By using the lower level PgConn object we can exec our queries, get a response writer, and immediately close it to obtain the command tag. The command tag tells us if any rows were affected by the exec. This effectively tells us whether the lock was obtained or not in a somewhat indirect way.

Let’s take a new 1 minute memory profile to see how this effects our heap.

photo of high PGX allocations

Notice the large improvement achieved.

We can also compare the benchmark output.

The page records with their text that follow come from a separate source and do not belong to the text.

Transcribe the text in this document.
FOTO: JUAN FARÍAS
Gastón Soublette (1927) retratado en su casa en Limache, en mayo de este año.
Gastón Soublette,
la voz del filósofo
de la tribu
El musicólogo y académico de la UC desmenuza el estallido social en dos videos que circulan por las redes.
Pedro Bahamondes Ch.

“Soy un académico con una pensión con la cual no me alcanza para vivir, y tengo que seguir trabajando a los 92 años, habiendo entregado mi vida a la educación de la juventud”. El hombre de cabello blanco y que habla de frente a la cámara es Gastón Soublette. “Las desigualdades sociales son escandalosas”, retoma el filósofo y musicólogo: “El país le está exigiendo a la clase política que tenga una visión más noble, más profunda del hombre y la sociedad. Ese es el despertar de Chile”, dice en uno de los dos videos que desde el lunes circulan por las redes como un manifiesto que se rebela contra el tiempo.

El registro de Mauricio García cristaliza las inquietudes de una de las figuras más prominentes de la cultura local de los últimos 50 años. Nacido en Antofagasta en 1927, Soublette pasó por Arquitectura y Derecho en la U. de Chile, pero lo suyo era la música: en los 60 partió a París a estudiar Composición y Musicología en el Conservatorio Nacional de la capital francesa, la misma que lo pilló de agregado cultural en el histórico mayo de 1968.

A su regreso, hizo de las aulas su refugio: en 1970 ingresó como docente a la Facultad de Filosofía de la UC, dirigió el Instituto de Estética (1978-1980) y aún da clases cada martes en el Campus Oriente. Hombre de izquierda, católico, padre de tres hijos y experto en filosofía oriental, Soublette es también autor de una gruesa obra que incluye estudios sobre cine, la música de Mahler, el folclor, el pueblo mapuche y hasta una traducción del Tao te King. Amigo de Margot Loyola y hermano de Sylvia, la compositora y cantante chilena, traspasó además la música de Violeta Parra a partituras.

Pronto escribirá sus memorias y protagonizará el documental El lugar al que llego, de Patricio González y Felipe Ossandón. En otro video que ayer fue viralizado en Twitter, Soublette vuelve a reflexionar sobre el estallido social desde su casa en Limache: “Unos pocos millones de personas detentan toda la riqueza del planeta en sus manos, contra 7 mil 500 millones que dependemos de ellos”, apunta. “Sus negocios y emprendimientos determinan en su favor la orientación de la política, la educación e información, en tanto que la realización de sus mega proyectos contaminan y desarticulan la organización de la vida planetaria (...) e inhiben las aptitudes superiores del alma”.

85149            890605 ns/op            1288 B/op         21 allocs/op

Where PGX was reading the rows.

58051           1238353 ns/op             517 B/op         11 allocs/op

By eliminating the reading of rows we perform many more cycles and cut our allocation in roughly half.

Disclaimer on optimization

Is it worth to dig this deep into your allocations? Depends. If you know the code you are writing will be in the “hot-path” its empowering to know what your allocation profile looks like. Learning the skills to performance tune is addicting and powerful but writing code that can be read and easily maintained should always be the first goal. That being said I do think every engineer should go down the rabbit hole at least once. Its a lot of fun.